Castle Fire burns down two historic guard stations

Two guard towers built in the 1930s were lost in September during the Castle Fire National Park Service announces

SPRINGVILLE – The Castle Fire left destruction in its wake and that does not just include individual homes. The National Park Service announced last week that they had to say goodbye to a couple of historic guard stations.

The park service said they were located in the western divide ranger district in the Sequoia National Forest: Mountain Home Guard Station and Grey Meadow Cabin. They were lost in September.

“The Castle Fire burned at an alarming rate of spread during the weekend of Sept. 12 and 13, 2020,” stated District Ranger Eric LaPrice. “Fire officials had to forgo any attempt to insert firefighters into the area to protect structures in the path of the fire; firefighter safety had to come first.”

The Mountain Home Guard Station was built in the early 1930s by the Civilian Conservation Corps (CCC) as a residence for Forest Service fire patrolmen stationed in the area. The exterior was constructed of redwood board over diagonal sheeting nailed to a standard wooden frame. The cabin had many original features, including kitchen cabinets and wood floors.

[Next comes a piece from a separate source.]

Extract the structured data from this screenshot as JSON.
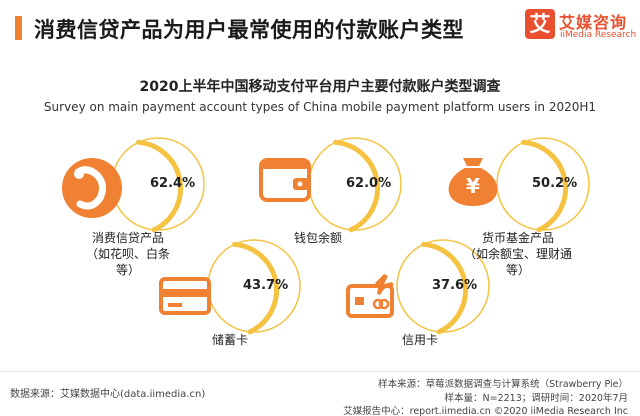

Grey Meadow Guard Station was one of many facilities built to establish a Federal presence in the backcountry of the Forest Reserves of the Southern Sierra. It was both an administrative site and a fire station. Forty acres were set aside for this facility in 1908.

Lodgepole pine logs were hewed and shaved into studs, rafters, and joists with adz and drawknife. Shakes for the roof and sides were split from blocks of sugar pine with a froe and mallet. The flooring and the furnishings for this cabin were packed in by mule train from Springville. It was completed in 1916 for a cost of $90. An additional 10 acres were added to the facility in 1932.

The 1930s saw the construction of a nearby public campground. “As you can see in the pictures, there were not a lot of trees around the cabin,” stated LaPrice. “Chances are this cabin caught fire from an ember cast upon it by the approaching Castle Fire. Yet another significant loss of our history in the Sequoia National Forest.”